Absurditas Kekuasaan, Ibarat Membalik Gunung dan Menguras Laut
Oleh: Sudjarwo
Guru Besar Universitas Malahayati Bandar Lampung
–
Maghrib berlalu, Isya menjelang; dawai medsos memanggil. Ternyata diseberang sana seorang Jurnalis senior papan atas negeri ini berkontak sambung. Cerita dimulai dari remeh-temeh kehidupan kemudian menukik pada inti persoalan: banyaknya politikus berurusan dengan penjara.
Mereka tercium terlibat tindakan penyelewengan uang negara, untuk kepentingan kelompoknya. Tentu saja wilayah abu-abu sering terbentuk karena untuk membutakan, atau paling tidak menyamarkan, agar kelakuan itu tidak tampak mata.
Sebuah drama mini dari dunia politik, tetapi dalam pandangan filsafat kontemporer, ini adalah lukisan besar tentang absurditas kekuasaan, ilusi kehendak, dan jatuhnya proyek-proyek yang menentang arus etika.
Diskusi terputus karena panggilan azan tiba, dengan janji akan sambung lagi. Namun dari sesingkat itu bicara jika kita nukil melalui filsafat kontemporer, akan tampak benang merah seperti di bawah ini.
Perumpamaan “membalik gunung, menguras laut” tidak sekadar menggambarkan betapa besar usaha yang dilakukan, tetapi juga betapa mustahilnya mempertahankan hasil dari usaha tersebut ketika ia berjalan berlawanan dengan asas kebenaran.

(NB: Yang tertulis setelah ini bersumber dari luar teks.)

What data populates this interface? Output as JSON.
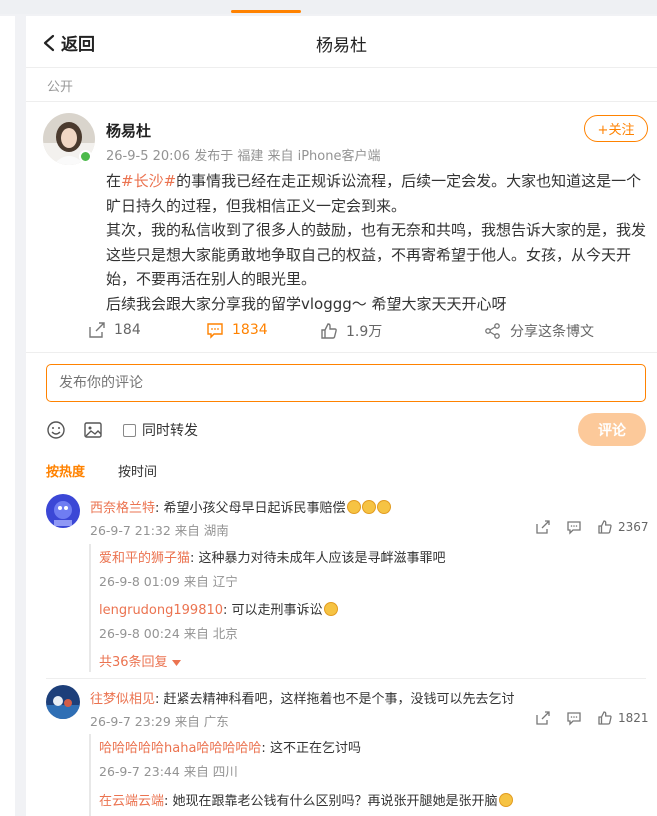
{
  "header": {
    "back_label": "返回",
    "title": "杨易杜"
  },
  "post": {
    "visibility": "公开",
    "author": "杨易杜",
    "meta": "26-9-5 20:06 发布于 福建 来自 iPhone客户端",
    "follow_label": "+关注",
    "body": {
      "p1_before": "在",
      "hashtag": "#长沙#",
      "p1_after": "的事情我已经在走正规诉讼流程，后续一定会发。大家也知道这是一个旷日持久的过程，但我相信正义一定会到来。",
      "p2": "其次，我的私信收到了很多人的鼓励，也有无奈和共鸣，我想告诉大家的是，我发这些只是想大家能勇敢地争取自己的权益，不再寄希望于他人。女孩，从今天开始，不要再活在别人的眼光里。",
      "p3": "后续我会跟大家分享我的留学vloggg～ 希望大家天天开心呀"
    },
    "stats": {
      "reposts": "184",
      "comments": "1834",
      "likes": "1.9万",
      "share_label": "分享这条博文"
    }
  },
  "composer": {
    "placeholder": "发布你的评论",
    "repost_label": "同时转发",
    "submit_label": "评论"
  },
  "sort": {
    "hot": "按热度",
    "time": "按时间"
  },
  "comments": [
    {
      "user": "西奈格兰特",
      "text": "希望小孩父母早日起诉民事赔偿",
      "meta": "26-9-7 21:32 来自 湖南",
      "likes": "2367",
      "replies": [
        {
          "user": "爱和平的狮子猫",
          "text": "这种暴力对待未成年人应该是寻衅滋事罪吧",
          "meta": "26-9-8 01:09 来自 辽宁"
        },
        {
          "user": "lengrudong199810",
          "text": "可以走刑事诉讼",
          "meta": "26-9-8 00:24 来自 北京"
        }
      ],
      "more_label": "共36条回复"
    },
    {
      "user": "往梦似相见",
      "text": "赶紧去精神科看吧，这样拖着也不是个事，没钱可以先去乞讨",
      "meta": "26-9-7 23:29 来自 广东",
      "likes": "1821",
      "replies": [
        {
          "user": "哈哈哈哈哈haha哈哈哈哈哈",
          "text": "这不正在乞讨吗",
          "meta": "26-9-7 23:44 来自 四川"
        },
        {
          "user": "在云端云端",
          "text": "她现在跟靠老公钱有什么区别吗？再说张开腿她是张开脑"
        }
      ]
    }
  ],
  "colors": {
    "accent": "#ff8200",
    "link": "#eb7350"
  },
  "icons": [
    "chevron-left-icon",
    "repost-icon",
    "comment-icon",
    "like-icon",
    "share-icon",
    "emoji-icon",
    "image-icon"
  ]
}
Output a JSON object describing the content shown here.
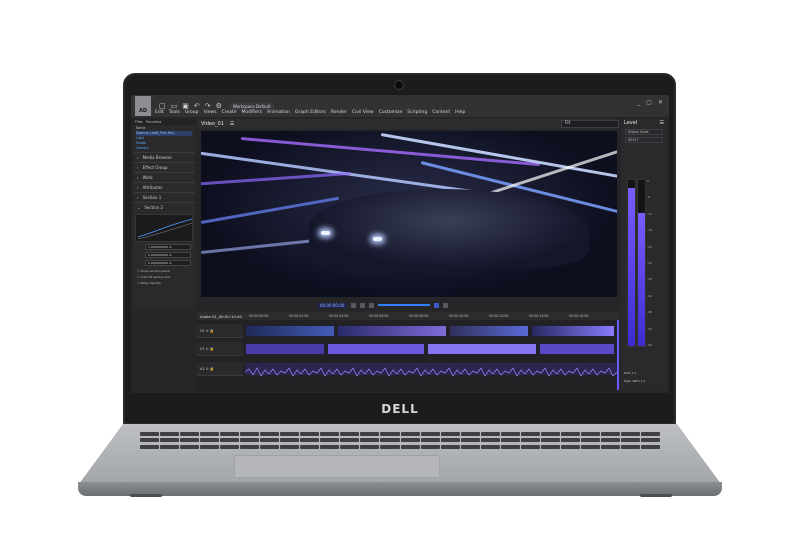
{
  "app": {
    "logo_text": "AD",
    "workspace": "Workspace Default",
    "menus": [
      "Edit",
      "Tools",
      "Group",
      "Views",
      "Create",
      "Modifiers",
      "Animation",
      "Graph Editors",
      "Render",
      "Civil View",
      "Customize",
      "Scripting",
      "Content",
      "Help"
    ],
    "window_controls": [
      "_",
      "▢",
      "✕"
    ]
  },
  "left_panel": {
    "tabs": [
      "Files",
      "Favorites"
    ],
    "tree_items": [
      "Name",
      "Daphne_Leslit_Trim Hrd...",
      "Light",
      "Shade",
      "Camera"
    ],
    "sections": [
      "Media Browser",
      "Effect Group",
      "Work",
      "Attributes",
      "Section 1",
      "Section 2"
    ],
    "fields": [
      "1.000000000 m",
      "0.000000000 m",
      "0.000000000 m"
    ],
    "checkboxes": [
      "Show section plane",
      "Auto Fit section box",
      "Relay tips file"
    ]
  },
  "viewer": {
    "title": "Video_01",
    "zoom": "Fit",
    "timecode": "00:00:00:00"
  },
  "timeline": {
    "label": "Audio 01_00:00:10:40",
    "times": [
      "00:00:00:00",
      "00:00:02:00",
      "00:00:04:00",
      "00:00:06:00",
      "00:00:08:00",
      "00:00:10:00",
      "00:00:12:00",
      "00:00:14:00",
      "00:00:16:00"
    ],
    "tracks": [
      "V2",
      "V1",
      "A1"
    ]
  },
  "right_panel": {
    "title": "Level",
    "field1": "Digital Scale",
    "field2": "AES17",
    "scale": [
      "0",
      "-6",
      "-12",
      "-18",
      "-24",
      "-30",
      "-36",
      "-42",
      "-48",
      "-54",
      "-60"
    ],
    "meter_left": 0.95,
    "meter_right": 0.8,
    "peak_label": "RMS 1.0",
    "peak_label2": "Peak dBFS 1.5"
  },
  "brand": {
    "name": "DELL",
    "accent": "#6a5cff",
    "trail_colors": [
      "#b0c6ff",
      "#a56bff",
      "#7aa0ff",
      "#ffffff"
    ]
  }
}
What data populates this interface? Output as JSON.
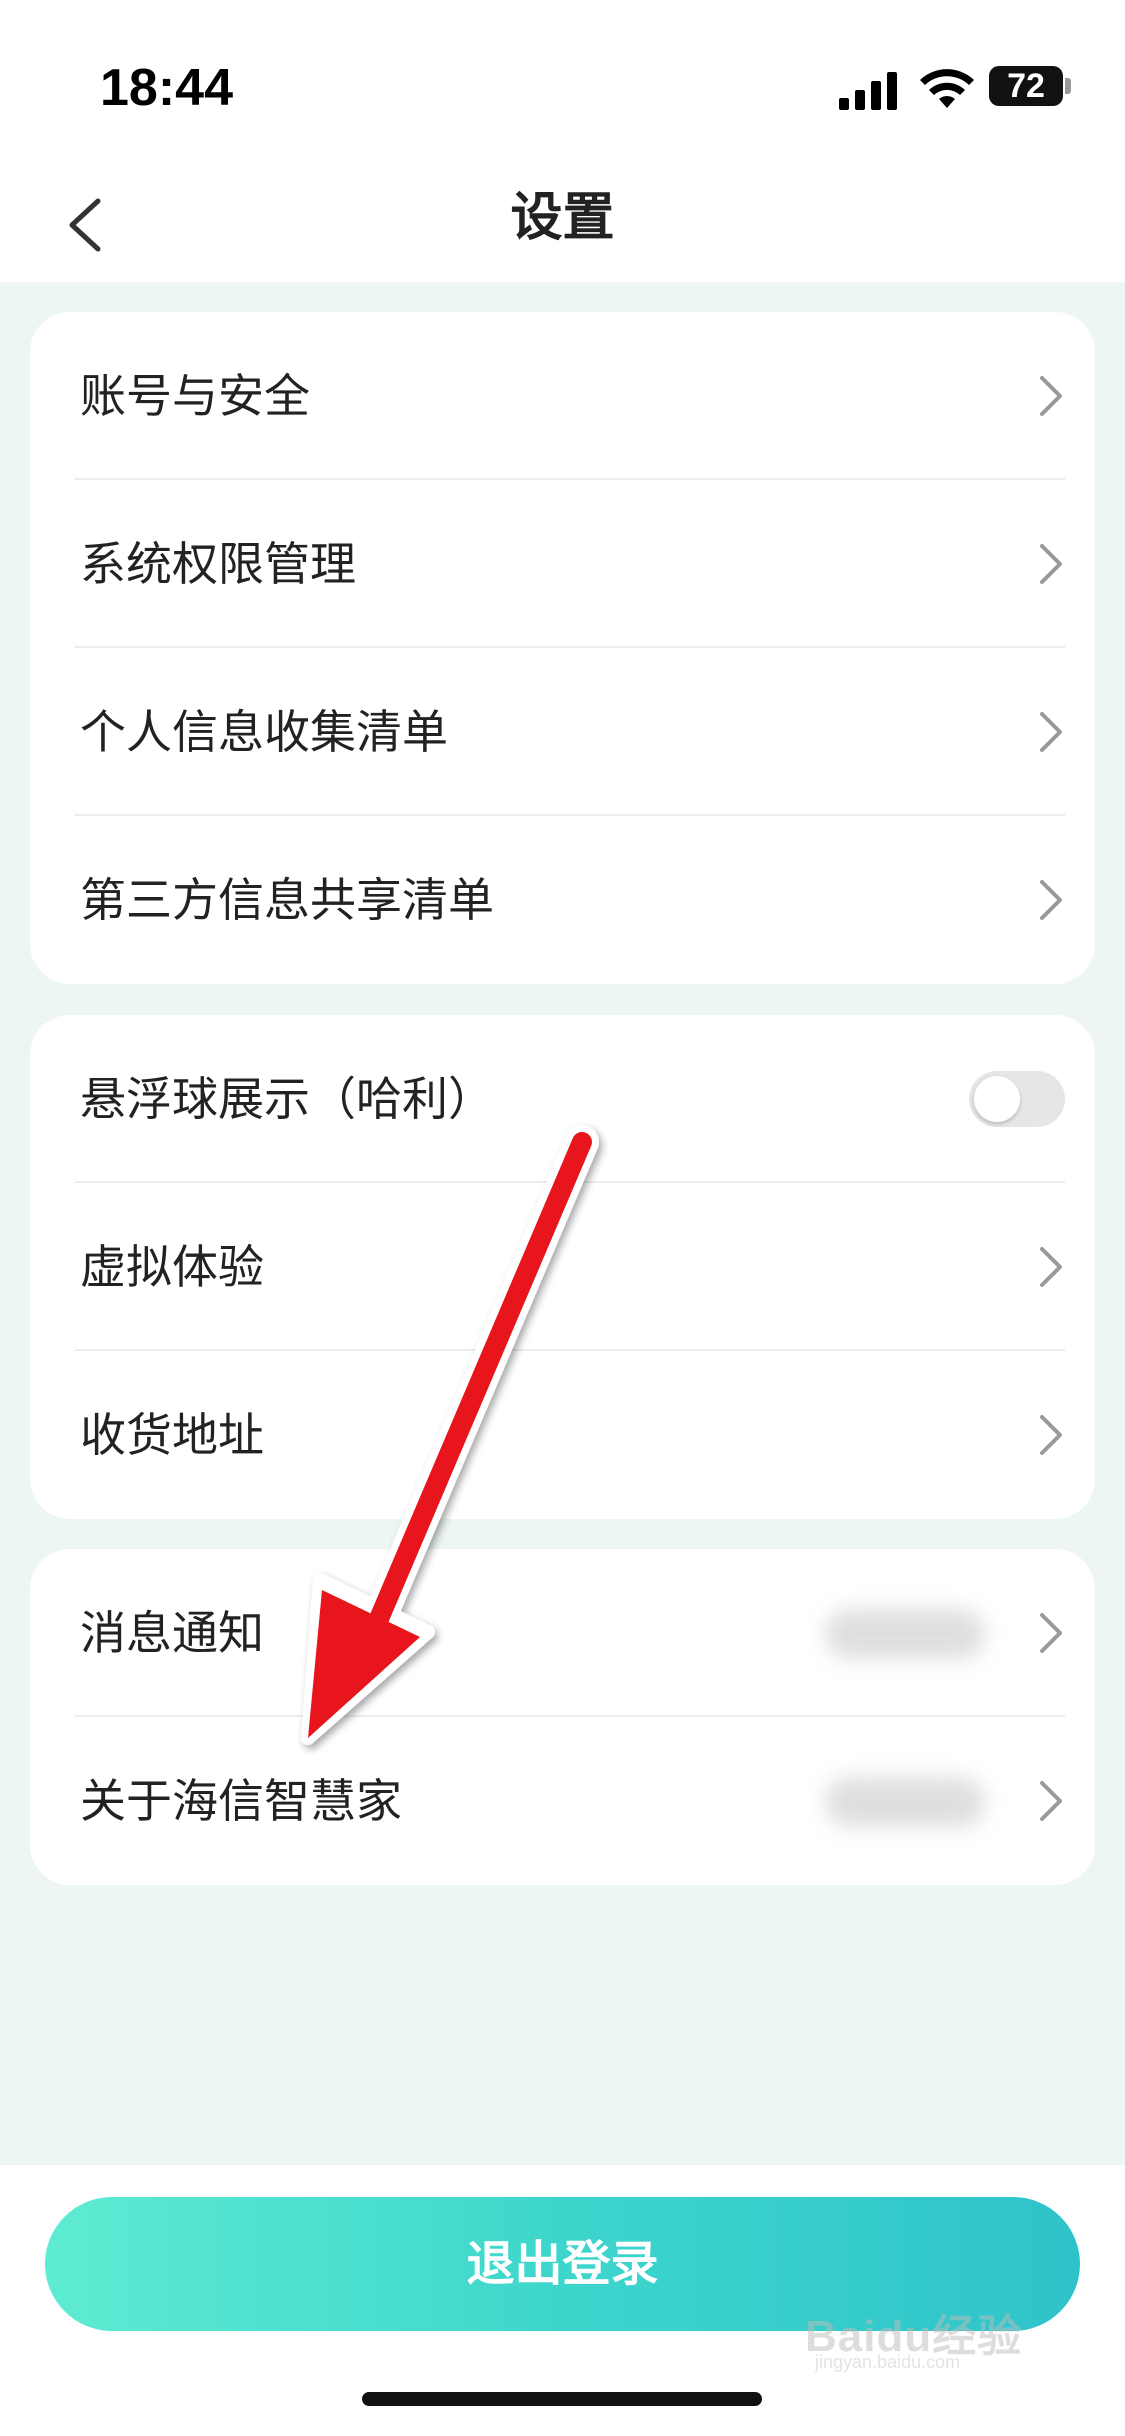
{
  "status_bar": {
    "time": "18:44",
    "battery": "72"
  },
  "header": {
    "title": "设置"
  },
  "groups": [
    {
      "items": [
        {
          "label": "账号与安全"
        },
        {
          "label": "系统权限管理"
        },
        {
          "label": "个人信息收集清单"
        },
        {
          "label": "第三方信息共享清单"
        }
      ]
    },
    {
      "items": [
        {
          "label": "悬浮球展示（哈利）",
          "toggle_on": false
        },
        {
          "label": "虚拟体验"
        },
        {
          "label": "收货地址"
        }
      ]
    },
    {
      "items": [
        {
          "label": "消息通知"
        },
        {
          "label": "关于海信智慧家"
        }
      ]
    }
  ],
  "logout_label": "退出登录",
  "watermark": {
    "text": "Baidu经验",
    "sub": "jingyan.baidu.com"
  },
  "colors": {
    "accent_start": "#5eebd2",
    "accent_end": "#2ec3ca",
    "annotation_arrow": "#e8141b"
  }
}
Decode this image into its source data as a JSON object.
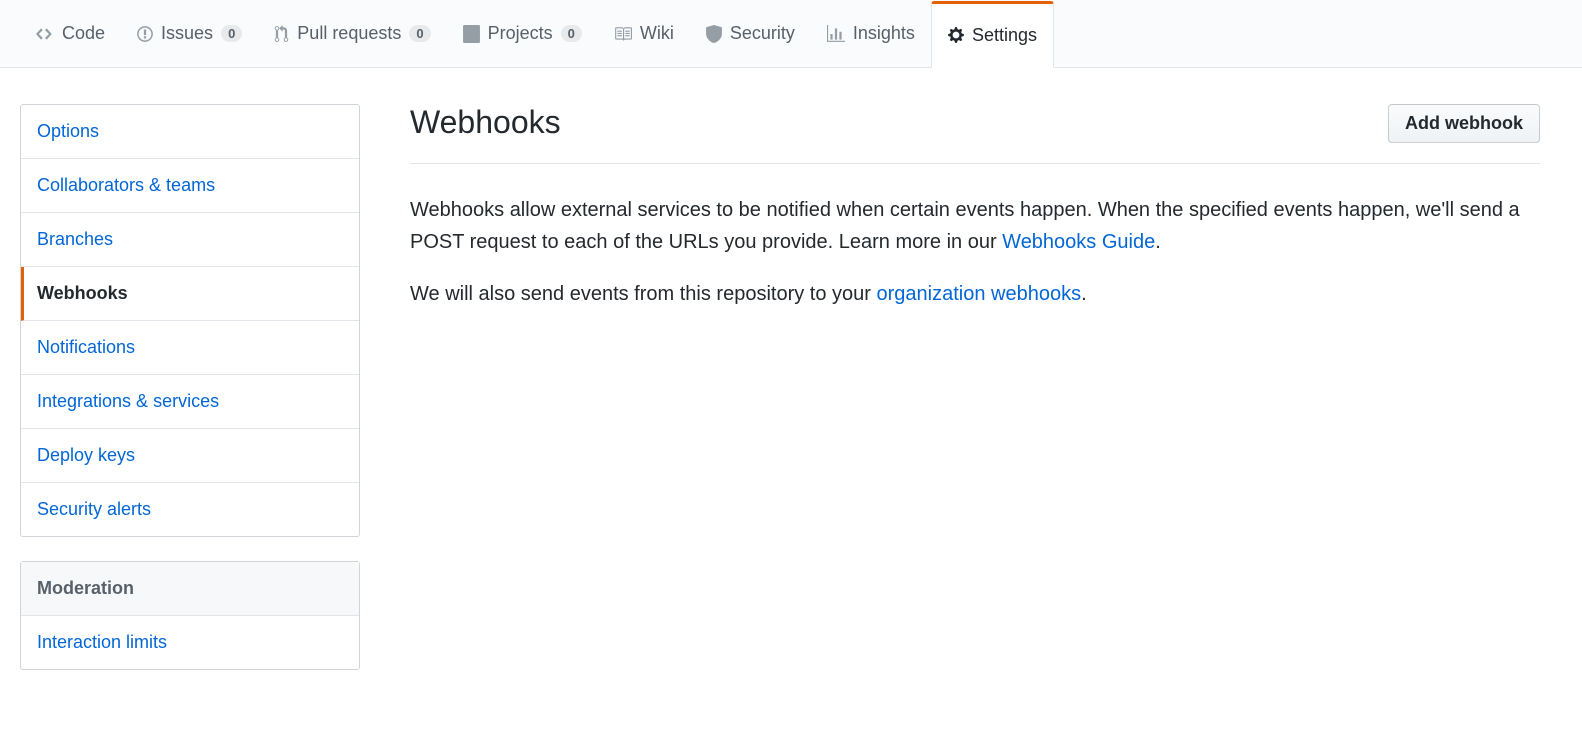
{
  "nav": {
    "code": "Code",
    "issues": "Issues",
    "issues_count": "0",
    "pull_requests": "Pull requests",
    "pull_requests_count": "0",
    "projects": "Projects",
    "projects_count": "0",
    "wiki": "Wiki",
    "security": "Security",
    "insights": "Insights",
    "settings": "Settings"
  },
  "sidebar": {
    "options": "Options",
    "collaborators": "Collaborators & teams",
    "branches": "Branches",
    "webhooks": "Webhooks",
    "notifications": "Notifications",
    "integrations": "Integrations & services",
    "deploy_keys": "Deploy keys",
    "security_alerts": "Security alerts",
    "moderation_heading": "Moderation",
    "interaction_limits": "Interaction limits"
  },
  "main": {
    "title": "Webhooks",
    "add_button": "Add webhook",
    "desc1_a": "Webhooks allow external services to be notified when certain events happen. When the specified events happen, we'll send a POST request to each of the URLs you provide. Learn more in our ",
    "desc1_link": "Webhooks Guide",
    "desc1_b": ".",
    "desc2_a": "We will also send events from this repository to your ",
    "desc2_link": "organization webhooks",
    "desc2_b": "."
  }
}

Ungkapan ini adalah satir bagi kebodohan yang angkuh, sebuah metafora untuk kehendak yang mencoba memanipulasi realitas namun justru tertelan oleh daya yang lebih besar: kebenaran itu sendiri.
Kita hidup dalam masyarakat yang oleh filsafat kontemporer kerap disebut sebagai medan permainan tanda dan kekuasaan. Kekuasaan tidak lagi sekadar berbentuk tangan keras negara atau simbol absolut, tetapi menjelma dalam jaringan-jaringan: bahasa, citra, wacana, dan bahkan dalam bentuk arsitektur institusional.
Dalam konteks itu, seorang petugas partai yang berusaha mengatur aliran uang gelap bukanlah aktor tunggal, melainkan simpul dari sebuah jejaring kekuasaan yang kompleks.
Ia adalah manifestasi dari hasrat kolektif dalam sistem politik yang tidak sekadar bertujuan meraih kekuasaan, tetapi mempertahankannya dengan segala cara, termasuk yang melawan moralitas.
Korupsi dalam kasus ini bukanlah sekadar tindakan menyimpang, tetapi sebuah strategi politik. Uang digunakan bukan hanya untuk membeli suara, tetapi juga membentuk citra, mengatur narasi, dan menciptakan momentum.
Namun, proyek besar ini tidak jarang runtuh sebelum mencapai panggung. Di sinilah letak absurditasnya: usaha yang dilakukan dengan cermat dan tertutup justru terbongkar, seolah-olah ada tangan tak terlihat yang menyeret semua ke permukaan.
Seakan-akan semesta tidak tinggal diam terhadap pelanggaran etika.
Filsafat kontemporer banyak berbicara tentang kehendak, terutama kehendak untuk berkuasa.
Dalam dunia politik modern, kehendak ini sering kali dimanipulasi oleh institusi yang menyamarkan dirinya sebagai perwakilan rakyat. Tetapi pada intinya, kehendak itu bukanlah milik individu, melainkan milik sistem yang memproduksi hasrat untuk memerintah.
Petugas partai dalam kisah ini tidak sedang menjalankan misi personal, melainkan mengaktualisasikan kehendak sistemik: menundukkan kebenaran demi kekuasaan. Namun sistem ini, meskipun tampak dominan, tetap rapuh.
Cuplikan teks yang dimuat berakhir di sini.